PEWSUM - Fußball-Oberligist VfB Oldenburg hat am Freitagabend auch das zweite Vorrundenspiel des Nordwest-Cups verloren. In Pewsum unterlag das Team von Trainer Joe Zinnbauer vor 630 Zuschauern dem Regionalligisten Kickers Emden mit 0:5 (0:3). Nach der 0:4-Auftaktniederlage gegen Bayern München II am Donnerstag spielt der VfB an diesem Sonnabend (14 Uhr) in Norden gegen den Oberligisten Schalke 04 II um Platz fünf. Im Endspiel (18 Uhr) stehen sich Bayern II und der litauische Erstligist FK Vilnius gegenüber.

Die Oldenburger traten mit einer vollkommen neuen Defensive an. Zinnbauer bot die Testspieler Jan Zimmermann (linker Innenverteidiger) und Matthias Rose (rechter Außenverteidiger) auf. Die etatmäßigen Abwehrspieler Matthias Plump, Rene Wegner und Steven Janßen standen nicht einmal im Kader.

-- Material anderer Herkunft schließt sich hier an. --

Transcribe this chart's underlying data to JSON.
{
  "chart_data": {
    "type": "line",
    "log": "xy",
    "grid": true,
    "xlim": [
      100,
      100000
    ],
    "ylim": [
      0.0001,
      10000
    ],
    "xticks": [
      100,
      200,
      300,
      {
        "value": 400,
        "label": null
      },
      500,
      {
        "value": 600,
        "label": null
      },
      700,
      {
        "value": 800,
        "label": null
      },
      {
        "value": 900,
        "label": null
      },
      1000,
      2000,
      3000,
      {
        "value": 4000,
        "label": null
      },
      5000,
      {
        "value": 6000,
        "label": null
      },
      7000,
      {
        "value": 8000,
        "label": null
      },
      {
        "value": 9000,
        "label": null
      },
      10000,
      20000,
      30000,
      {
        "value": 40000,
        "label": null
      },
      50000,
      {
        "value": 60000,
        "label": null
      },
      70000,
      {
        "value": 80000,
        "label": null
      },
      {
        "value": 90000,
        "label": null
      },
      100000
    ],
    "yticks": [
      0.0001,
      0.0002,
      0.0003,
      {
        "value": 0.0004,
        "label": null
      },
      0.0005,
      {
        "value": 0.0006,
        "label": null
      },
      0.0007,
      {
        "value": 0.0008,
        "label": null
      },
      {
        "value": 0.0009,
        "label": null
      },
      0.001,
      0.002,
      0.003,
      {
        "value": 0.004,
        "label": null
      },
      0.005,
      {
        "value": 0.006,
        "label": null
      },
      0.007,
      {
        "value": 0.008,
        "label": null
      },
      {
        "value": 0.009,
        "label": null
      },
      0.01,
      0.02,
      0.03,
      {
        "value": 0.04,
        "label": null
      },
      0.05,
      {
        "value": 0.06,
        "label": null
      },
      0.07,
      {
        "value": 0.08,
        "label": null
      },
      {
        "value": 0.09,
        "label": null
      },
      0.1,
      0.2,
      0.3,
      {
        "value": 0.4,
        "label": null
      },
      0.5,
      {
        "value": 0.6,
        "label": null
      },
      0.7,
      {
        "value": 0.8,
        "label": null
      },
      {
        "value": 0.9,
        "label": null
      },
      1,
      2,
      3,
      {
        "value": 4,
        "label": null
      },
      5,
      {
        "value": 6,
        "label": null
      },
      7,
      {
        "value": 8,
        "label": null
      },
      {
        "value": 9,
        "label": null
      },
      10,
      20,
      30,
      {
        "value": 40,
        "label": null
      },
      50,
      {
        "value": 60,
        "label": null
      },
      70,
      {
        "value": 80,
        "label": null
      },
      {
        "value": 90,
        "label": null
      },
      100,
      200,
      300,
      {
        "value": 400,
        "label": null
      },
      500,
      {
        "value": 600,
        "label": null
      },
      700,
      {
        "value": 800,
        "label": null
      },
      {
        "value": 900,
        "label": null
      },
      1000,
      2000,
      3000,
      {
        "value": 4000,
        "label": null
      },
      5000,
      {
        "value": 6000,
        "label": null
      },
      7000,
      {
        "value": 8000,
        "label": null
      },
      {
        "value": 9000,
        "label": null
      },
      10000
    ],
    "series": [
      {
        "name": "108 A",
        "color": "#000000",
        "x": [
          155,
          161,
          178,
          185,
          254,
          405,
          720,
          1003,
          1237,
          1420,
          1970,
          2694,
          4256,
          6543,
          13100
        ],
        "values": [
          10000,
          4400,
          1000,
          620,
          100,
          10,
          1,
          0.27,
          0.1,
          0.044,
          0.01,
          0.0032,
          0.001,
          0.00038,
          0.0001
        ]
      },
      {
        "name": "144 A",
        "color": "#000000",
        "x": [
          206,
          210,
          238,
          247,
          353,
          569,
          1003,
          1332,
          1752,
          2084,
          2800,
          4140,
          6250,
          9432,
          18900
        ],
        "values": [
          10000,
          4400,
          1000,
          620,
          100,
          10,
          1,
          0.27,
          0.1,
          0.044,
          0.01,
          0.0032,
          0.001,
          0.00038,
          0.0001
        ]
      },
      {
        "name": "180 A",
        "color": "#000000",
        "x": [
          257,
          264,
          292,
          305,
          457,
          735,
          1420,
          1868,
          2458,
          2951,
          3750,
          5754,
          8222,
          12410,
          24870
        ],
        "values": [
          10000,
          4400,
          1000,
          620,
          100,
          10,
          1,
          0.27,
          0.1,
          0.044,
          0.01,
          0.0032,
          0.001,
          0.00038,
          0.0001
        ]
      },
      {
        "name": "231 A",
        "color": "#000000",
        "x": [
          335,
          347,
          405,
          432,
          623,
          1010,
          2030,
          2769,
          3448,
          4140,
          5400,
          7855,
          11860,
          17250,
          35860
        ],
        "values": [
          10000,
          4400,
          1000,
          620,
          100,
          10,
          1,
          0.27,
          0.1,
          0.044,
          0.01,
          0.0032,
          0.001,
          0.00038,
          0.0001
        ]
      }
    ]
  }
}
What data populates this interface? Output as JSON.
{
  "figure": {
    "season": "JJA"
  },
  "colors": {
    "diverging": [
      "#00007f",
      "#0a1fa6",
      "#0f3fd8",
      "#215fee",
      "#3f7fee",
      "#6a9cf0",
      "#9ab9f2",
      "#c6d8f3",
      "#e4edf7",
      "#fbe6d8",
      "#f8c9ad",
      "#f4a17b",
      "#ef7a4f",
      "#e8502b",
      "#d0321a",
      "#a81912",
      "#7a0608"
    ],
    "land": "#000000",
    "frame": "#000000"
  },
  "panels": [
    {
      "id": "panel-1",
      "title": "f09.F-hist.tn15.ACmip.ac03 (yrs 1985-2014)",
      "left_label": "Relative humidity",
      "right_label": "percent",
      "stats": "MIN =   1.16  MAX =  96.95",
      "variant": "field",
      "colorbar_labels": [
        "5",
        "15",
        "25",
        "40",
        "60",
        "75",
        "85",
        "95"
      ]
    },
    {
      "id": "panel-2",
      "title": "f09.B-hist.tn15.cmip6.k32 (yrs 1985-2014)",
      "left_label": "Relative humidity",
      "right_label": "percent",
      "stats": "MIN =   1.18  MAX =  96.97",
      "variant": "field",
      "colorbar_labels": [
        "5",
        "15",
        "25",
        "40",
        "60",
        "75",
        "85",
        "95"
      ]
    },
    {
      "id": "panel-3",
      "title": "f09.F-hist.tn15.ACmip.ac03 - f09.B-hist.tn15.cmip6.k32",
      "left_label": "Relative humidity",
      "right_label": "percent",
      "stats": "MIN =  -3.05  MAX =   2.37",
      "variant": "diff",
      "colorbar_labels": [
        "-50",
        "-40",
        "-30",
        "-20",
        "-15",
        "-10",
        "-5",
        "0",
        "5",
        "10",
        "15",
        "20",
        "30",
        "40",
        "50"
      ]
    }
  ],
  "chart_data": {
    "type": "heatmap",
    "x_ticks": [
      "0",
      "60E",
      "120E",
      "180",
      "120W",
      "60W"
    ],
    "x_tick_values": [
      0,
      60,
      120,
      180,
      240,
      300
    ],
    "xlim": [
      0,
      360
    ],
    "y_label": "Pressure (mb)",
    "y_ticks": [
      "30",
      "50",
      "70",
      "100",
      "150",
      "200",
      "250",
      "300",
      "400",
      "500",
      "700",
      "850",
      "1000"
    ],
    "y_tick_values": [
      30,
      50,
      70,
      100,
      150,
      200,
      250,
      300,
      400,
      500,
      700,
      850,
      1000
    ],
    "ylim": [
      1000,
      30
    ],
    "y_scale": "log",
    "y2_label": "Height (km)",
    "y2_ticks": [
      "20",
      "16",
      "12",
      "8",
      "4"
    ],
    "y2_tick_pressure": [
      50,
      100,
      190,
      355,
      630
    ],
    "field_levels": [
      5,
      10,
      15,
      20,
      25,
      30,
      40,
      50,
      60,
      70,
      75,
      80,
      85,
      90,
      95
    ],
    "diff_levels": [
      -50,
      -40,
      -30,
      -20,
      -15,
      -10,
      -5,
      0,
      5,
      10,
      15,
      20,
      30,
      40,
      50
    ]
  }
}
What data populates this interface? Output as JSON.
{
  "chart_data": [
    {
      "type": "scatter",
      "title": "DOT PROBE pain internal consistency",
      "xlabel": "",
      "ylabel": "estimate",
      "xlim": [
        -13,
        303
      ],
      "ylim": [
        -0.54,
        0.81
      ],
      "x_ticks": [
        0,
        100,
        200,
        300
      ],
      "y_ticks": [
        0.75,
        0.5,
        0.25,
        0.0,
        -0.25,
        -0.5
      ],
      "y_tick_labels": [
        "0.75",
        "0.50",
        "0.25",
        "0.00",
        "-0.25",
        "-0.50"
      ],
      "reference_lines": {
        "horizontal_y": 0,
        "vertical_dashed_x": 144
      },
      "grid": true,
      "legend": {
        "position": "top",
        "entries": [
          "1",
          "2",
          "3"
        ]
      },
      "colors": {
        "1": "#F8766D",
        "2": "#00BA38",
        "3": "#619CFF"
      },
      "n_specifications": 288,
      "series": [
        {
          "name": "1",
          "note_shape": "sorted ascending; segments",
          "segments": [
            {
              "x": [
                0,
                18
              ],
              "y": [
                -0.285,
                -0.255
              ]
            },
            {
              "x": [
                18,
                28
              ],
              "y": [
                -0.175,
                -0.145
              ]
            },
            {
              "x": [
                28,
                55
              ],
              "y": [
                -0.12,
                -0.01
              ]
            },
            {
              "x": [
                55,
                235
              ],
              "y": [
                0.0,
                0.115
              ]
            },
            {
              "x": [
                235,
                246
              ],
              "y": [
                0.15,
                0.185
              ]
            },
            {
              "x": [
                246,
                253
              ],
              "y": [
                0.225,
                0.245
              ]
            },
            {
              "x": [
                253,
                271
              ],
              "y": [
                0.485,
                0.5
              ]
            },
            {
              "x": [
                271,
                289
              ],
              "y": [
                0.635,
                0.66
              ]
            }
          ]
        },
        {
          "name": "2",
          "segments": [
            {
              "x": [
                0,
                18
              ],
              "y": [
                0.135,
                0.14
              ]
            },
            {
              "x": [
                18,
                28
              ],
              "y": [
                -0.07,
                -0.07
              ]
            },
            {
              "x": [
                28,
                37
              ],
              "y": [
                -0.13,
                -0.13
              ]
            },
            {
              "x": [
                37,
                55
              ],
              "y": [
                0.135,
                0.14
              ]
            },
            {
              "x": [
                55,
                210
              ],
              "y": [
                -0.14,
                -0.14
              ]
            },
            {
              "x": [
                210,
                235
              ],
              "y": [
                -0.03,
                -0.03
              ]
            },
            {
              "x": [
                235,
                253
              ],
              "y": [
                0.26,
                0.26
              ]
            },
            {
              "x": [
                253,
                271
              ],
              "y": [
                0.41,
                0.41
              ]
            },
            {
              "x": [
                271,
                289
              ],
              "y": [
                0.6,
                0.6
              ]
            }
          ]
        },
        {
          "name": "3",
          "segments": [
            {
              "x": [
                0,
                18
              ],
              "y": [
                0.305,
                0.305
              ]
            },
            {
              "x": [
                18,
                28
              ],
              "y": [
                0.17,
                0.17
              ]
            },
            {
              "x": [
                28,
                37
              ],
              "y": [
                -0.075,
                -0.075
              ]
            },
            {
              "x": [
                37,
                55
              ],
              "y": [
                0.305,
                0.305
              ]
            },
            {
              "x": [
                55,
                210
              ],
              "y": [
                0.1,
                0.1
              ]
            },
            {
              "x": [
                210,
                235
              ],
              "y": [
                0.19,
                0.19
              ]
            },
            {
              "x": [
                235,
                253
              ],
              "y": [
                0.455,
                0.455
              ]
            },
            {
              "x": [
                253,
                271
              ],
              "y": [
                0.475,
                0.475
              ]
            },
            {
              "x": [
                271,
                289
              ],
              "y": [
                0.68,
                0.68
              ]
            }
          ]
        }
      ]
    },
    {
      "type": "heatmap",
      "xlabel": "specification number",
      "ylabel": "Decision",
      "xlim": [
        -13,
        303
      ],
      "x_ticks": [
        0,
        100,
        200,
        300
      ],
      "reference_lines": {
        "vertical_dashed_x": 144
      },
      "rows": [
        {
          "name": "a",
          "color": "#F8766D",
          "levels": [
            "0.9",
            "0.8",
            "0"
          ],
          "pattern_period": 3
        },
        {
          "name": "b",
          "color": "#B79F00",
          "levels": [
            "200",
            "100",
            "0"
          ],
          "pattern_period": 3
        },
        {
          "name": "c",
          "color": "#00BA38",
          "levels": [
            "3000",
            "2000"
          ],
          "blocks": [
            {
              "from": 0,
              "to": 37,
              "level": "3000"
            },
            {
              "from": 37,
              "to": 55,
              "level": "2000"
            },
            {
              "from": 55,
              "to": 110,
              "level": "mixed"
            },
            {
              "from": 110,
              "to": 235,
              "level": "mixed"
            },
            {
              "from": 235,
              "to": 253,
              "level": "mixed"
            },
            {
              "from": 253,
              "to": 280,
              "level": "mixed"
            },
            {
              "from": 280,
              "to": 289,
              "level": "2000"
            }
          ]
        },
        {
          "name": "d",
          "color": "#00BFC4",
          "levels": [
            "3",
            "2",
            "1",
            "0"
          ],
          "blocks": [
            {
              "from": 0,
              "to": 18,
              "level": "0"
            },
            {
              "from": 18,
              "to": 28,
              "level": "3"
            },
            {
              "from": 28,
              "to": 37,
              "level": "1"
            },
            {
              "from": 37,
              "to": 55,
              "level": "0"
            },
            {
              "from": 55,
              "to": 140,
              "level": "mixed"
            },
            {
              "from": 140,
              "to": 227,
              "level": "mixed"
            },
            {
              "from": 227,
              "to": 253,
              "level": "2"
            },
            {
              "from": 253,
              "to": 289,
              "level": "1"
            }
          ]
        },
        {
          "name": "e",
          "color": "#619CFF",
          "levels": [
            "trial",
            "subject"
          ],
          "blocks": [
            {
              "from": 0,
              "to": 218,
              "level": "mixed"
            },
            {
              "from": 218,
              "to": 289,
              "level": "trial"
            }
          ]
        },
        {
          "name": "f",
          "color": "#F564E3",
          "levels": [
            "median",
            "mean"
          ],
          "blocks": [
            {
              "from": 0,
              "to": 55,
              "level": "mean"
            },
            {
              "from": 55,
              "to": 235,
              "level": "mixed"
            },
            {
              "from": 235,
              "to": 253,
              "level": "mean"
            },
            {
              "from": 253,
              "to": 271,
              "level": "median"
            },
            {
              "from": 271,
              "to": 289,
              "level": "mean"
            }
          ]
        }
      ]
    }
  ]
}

Die Folge: Die Viererkette stand unsicher, und Emden sorgte schon vor dem Seitenwechsel für die Entscheidung. Thomas Klassen (11.), Enrico Neitzel (14.) und Rudolf Zedi sorgten für die 3:0-Pausenführung der Ostfriesen.

In der zweiten Halbzeit erhöhten die Oldenburger zwar den Druck nach vorne, Torchancen blieben aber Mangelware. Ganz anders die Emder. Sie nahmen zwar einen Gang heraus, kamen aber durch Thorsten Nehrbauer (61.) und Bernd Grotlüschen (87.) zu zwei weiteren Toren. „So schlecht, wie das Wetter war, so schlecht haben wir auch gespielt“, meinte Zinnbauer.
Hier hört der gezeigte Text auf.